Rückblick auf den Workshop “The Right to Development in Practice: Law, Power, and Global Inequalities”

Am 5. Juni 2026 veranstaltete das FAU Forschungszentrum Center for Human Rights Erlangen-Nürnberg (FAU CHREN) den Workshop „Das Recht auf Entwicklung in der Praxis: Recht, Macht und globale Ungleichheiten“. Die Veranstaltung brachte Wissenschaftler*innen aus verschiedenen Disziplinen zusammen, um aktuelle Debatten über das Recht auf Entwicklung und dessen Bedeutung für globale Gerechtigkeit, internationale Zusammenarbeit und menschenrechtsbasierte Entwicklungsansätze zu diskutieren.

Prof. Dr. Heloise Weber: Eine kritische politische Analyse des „Rechts auf Entwicklung“

Der Workshop wurde mit einem Vortrag von Prof. Dr. Heloise Weber (University of Queensland) eröffnet, die das Recht auf Entwicklung aus einer kritisch-politökonomischen Perspektive beleuchtete. In ihrem Beitrag verortete sie das Konzept in breiteren historischen und aktuellen Debatten über globale Ungleichheiten und internationale Wirtschaftsstrukturen. Sie ging insbesondere auf die Ungleichheiten in den internationalen Handelspraktiken hinsichtlich des Marktzugangs und deren Auswirkungen auf die Umverteilung als Entwicklungsziel ein.

Dr. Muhammad Asif Khan: Das Recht auf Entwicklung als rechtlicher Rahmen: Partizipation und Verteilung

Dr. Muhammad Asif Khan untersuchte anschließend das Recht auf Entwicklung als rechtlichen Rahmen. Sein Vortrag konzentrierte sich auf die Entwicklung des Konzepts im Völkerrecht und beleuchtete die normativen Aspekte der Schlüsselprinzipien des Rechts auf Entwicklung wie Selbstbestimmung, Partizipation, gerechte Verteilung und internationale Zusammenarbeit. Er ging auch auf die jüngsten Entwicklungen im Zusammenhang mit dem Entwurf eines internationalen Pakts über das Recht auf Entwicklung ein.
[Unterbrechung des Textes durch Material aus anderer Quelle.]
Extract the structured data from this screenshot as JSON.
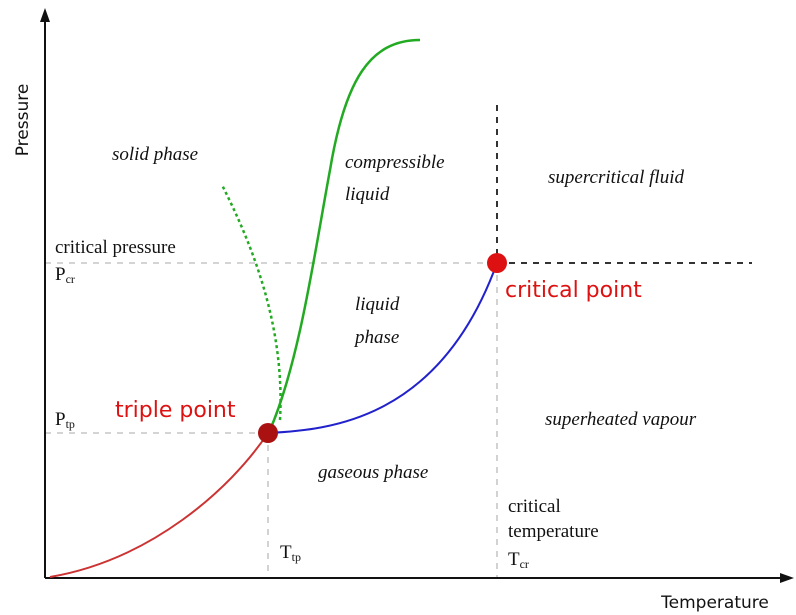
{
  "axes": {
    "y_label": "Pressure",
    "x_label": "Temperature"
  },
  "regions": {
    "solid": "solid phase",
    "compressible_1": "compressible",
    "compressible_2": "liquid",
    "supercritical": "supercritical fluid",
    "liquid_1": "liquid",
    "liquid_2": "phase",
    "superheated": "superheated vapour",
    "gaseous": "gaseous phase"
  },
  "points": {
    "critical": "critical point",
    "triple": "triple point"
  },
  "labels": {
    "critical_pressure": "critical pressure",
    "p_cr": {
      "symbol": "P",
      "subscript": "cr"
    },
    "p_tp": {
      "symbol": "P",
      "subscript": "tp"
    },
    "t_tp": {
      "symbol": "T",
      "subscript": "tp"
    },
    "critical_temperature_1": "critical",
    "critical_temperature_2": "temperature",
    "t_cr": {
      "symbol": "T",
      "subscript": "cr"
    }
  }
}
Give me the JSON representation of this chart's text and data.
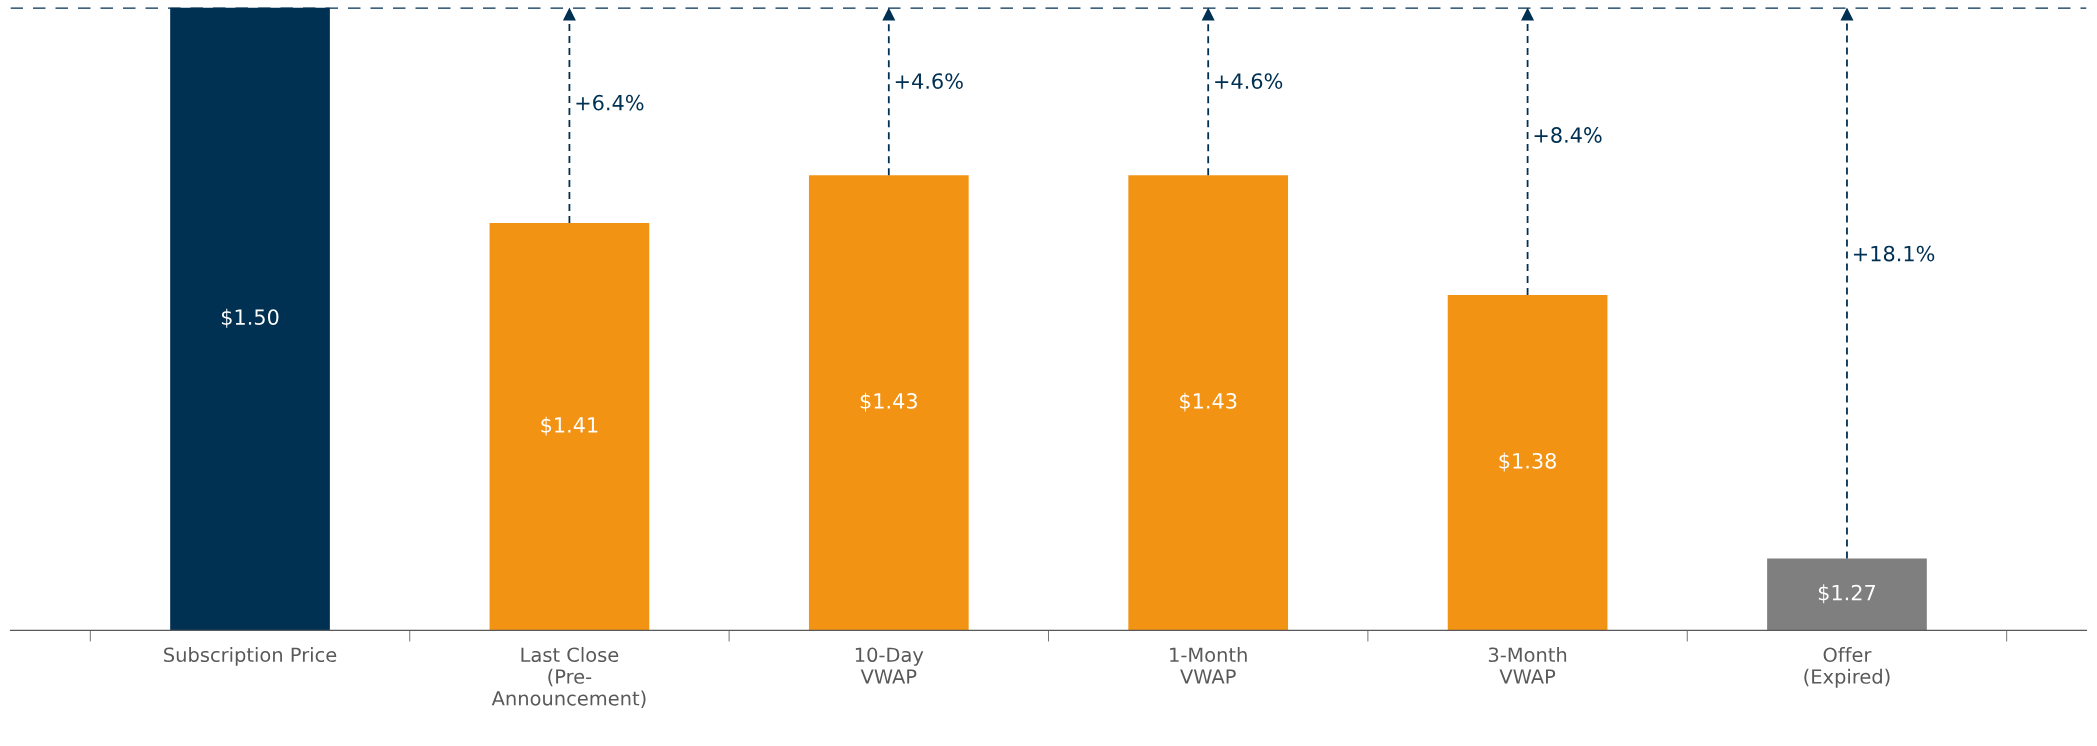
{
  "chart_data": {
    "type": "bar",
    "categories": [
      "Subscription Price",
      "Last Close\n(Pre-\nAnnouncement)",
      "10-Day\nVWAP",
      "1-Month\nVWAP",
      "3-Month\nVWAP",
      "Offer\n(Expired)"
    ],
    "values": [
      1.5,
      1.41,
      1.43,
      1.43,
      1.38,
      1.27
    ],
    "colors": [
      "#003153",
      "#f39314",
      "#f39314",
      "#f39314",
      "#f39314",
      "#7f7f7f"
    ],
    "data_labels": true,
    "value_labels": [
      "$1.50",
      "$1.41",
      "$1.43",
      "$1.43",
      "$1.38",
      "$1.27"
    ],
    "ylim": [
      1.24,
      1.5
    ],
    "tick_labels": "x",
    "grid": false,
    "ref_lines": [
      {
        "axis": "y",
        "value": 1.5,
        "color": "#003153",
        "line_style": "dashed"
      }
    ],
    "annotations": [
      "+6.4%",
      "+4.6%",
      "+4.6%",
      "+8.4%",
      "+18.1%"
    ]
  }
}
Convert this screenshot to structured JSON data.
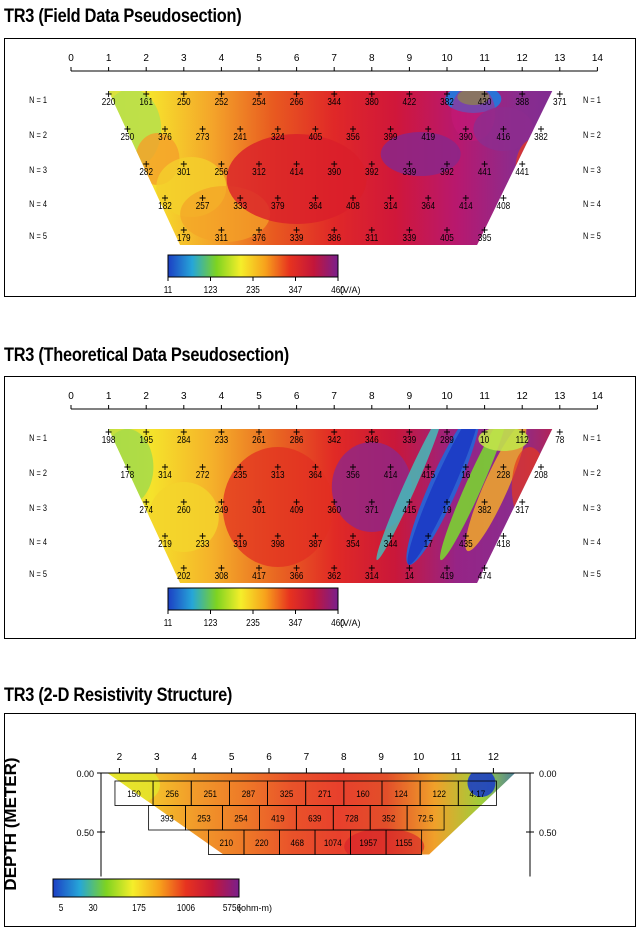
{
  "panels": [
    {
      "title": "TR3 (Field Data Pseudosection)",
      "x_ticks": [
        "0",
        "1",
        "2",
        "3",
        "4",
        "5",
        "6",
        "7",
        "8",
        "9",
        "10",
        "11",
        "12",
        "13",
        "14"
      ],
      "level_labels": [
        "N = 1",
        "N = 2",
        "N = 3",
        "N = 4",
        "N = 5"
      ],
      "rows": [
        [
          "220",
          "161",
          "250",
          "252",
          "254",
          "266",
          "344",
          "380",
          "422",
          "382",
          "430",
          "388",
          "371"
        ],
        [
          "250",
          "376",
          "273",
          "241",
          "324",
          "405",
          "356",
          "399",
          "419",
          "390",
          "416",
          "382"
        ],
        [
          "282",
          "301",
          "256",
          "312",
          "414",
          "390",
          "392",
          "339",
          "392",
          "441",
          "441"
        ],
        [
          "182",
          "257",
          "333",
          "379",
          "364",
          "408",
          "314",
          "364",
          "414",
          "408"
        ],
        [
          "179",
          "311",
          "376",
          "339",
          "386",
          "311",
          "339",
          "405",
          "395"
        ]
      ],
      "colorbar_ticks": [
        "11",
        "123",
        "235",
        "347",
        "460"
      ],
      "colorbar_unit": "(V/A)"
    },
    {
      "title": "TR3 (Theoretical Data Pseudosection)",
      "x_ticks": [
        "0",
        "1",
        "2",
        "3",
        "4",
        "5",
        "6",
        "7",
        "8",
        "9",
        "10",
        "11",
        "12",
        "13",
        "14"
      ],
      "level_labels": [
        "N = 1",
        "N = 2",
        "N = 3",
        "N = 4",
        "N = 5"
      ],
      "rows": [
        [
          "198",
          "195",
          "284",
          "233",
          "261",
          "286",
          "342",
          "346",
          "339",
          "289",
          "10",
          "112",
          "78"
        ],
        [
          "178",
          "314",
          "272",
          "235",
          "313",
          "364",
          "356",
          "414",
          "415",
          "16",
          "228",
          "208"
        ],
        [
          "274",
          "260",
          "249",
          "301",
          "409",
          "360",
          "371",
          "415",
          "19",
          "382",
          "317"
        ],
        [
          "219",
          "233",
          "319",
          "398",
          "387",
          "354",
          "344",
          "17",
          "435",
          "418"
        ],
        [
          "202",
          "308",
          "417",
          "366",
          "362",
          "314",
          "14",
          "419",
          "474"
        ]
      ],
      "colorbar_ticks": [
        "11",
        "123",
        "235",
        "347",
        "460"
      ],
      "colorbar_unit": "(V/A)"
    },
    {
      "title": "TR3 (2-D Resistivity Structure)",
      "x_ticks": [
        "2",
        "3",
        "4",
        "5",
        "6",
        "7",
        "8",
        "9",
        "10",
        "11",
        "12"
      ],
      "y_axis_label": "DEPTH (METER)",
      "depth_ticks": [
        "0.00",
        "0.50"
      ],
      "rows": [
        [
          "150",
          "256",
          "251",
          "287",
          "325",
          "271",
          "160",
          "124",
          "122",
          "4.17"
        ],
        [
          "393",
          "253",
          "254",
          "419",
          "639",
          "728",
          "352",
          "72.5"
        ],
        [
          "210",
          "220",
          "468",
          "1074",
          "1957",
          "1155"
        ]
      ],
      "colorbar_ticks": [
        "5",
        "30",
        "175",
        "1006",
        "5756"
      ],
      "colorbar_unit": "(ohm-m)"
    }
  ]
}
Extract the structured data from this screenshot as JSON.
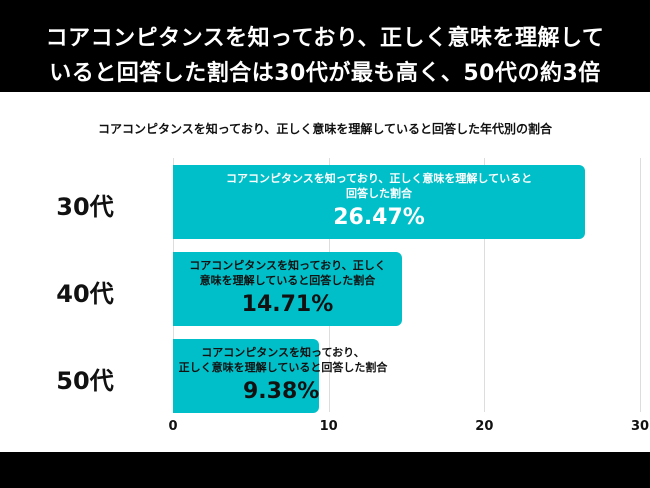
{
  "header": {
    "line1": "コアコンピタンスを知っており、正しく意味を理解して",
    "line2": "いると回答した割合は30代が最も高く、50代の約3倍"
  },
  "chart_data": {
    "type": "bar",
    "orientation": "horizontal",
    "title": "コアコンピタンスを知っており、正しく意味を理解していると回答した年代別の割合",
    "categories": [
      "30代",
      "40代",
      "50代"
    ],
    "values": [
      26.47,
      14.71,
      9.38
    ],
    "value_labels": [
      "26.47%",
      "14.71%",
      "9.38%"
    ],
    "bar_labels": [
      [
        "コアコンピタンスを知っており、正しく意味を理解していると",
        "回答した割合"
      ],
      [
        "コアコンピタンスを知っており、正しく",
        "意味を理解していると回答した割合"
      ],
      [
        "コアコンピタンスを知っており、",
        "正しく意味を理解していると回答した割合"
      ]
    ],
    "xlim": [
      0,
      30
    ],
    "xticks": [
      "0",
      "10",
      "20",
      "30"
    ],
    "grid": true,
    "bar_color": "#00bfc8"
  }
}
Prof. Dr. Eva Pils: Gegen „autocratic developmentalism“

Der abschließende Vortrag von Prof. Dr. Eva Pils befasste sich mit dem Begriff des „autocratic developmentalism“. Ausgehend von aktuellen Debatten über Entwicklung und Menschenrechte erörterte sie das Verhältnis zwischen wirtschaftlicher Entwicklung, staatlicher Macht und individuellen Freiheiten und warf wichtige Fragen zur Rolle des Menschenrechtsschutzes in Entwicklungsprozessen in autokratischen Kontexten auf.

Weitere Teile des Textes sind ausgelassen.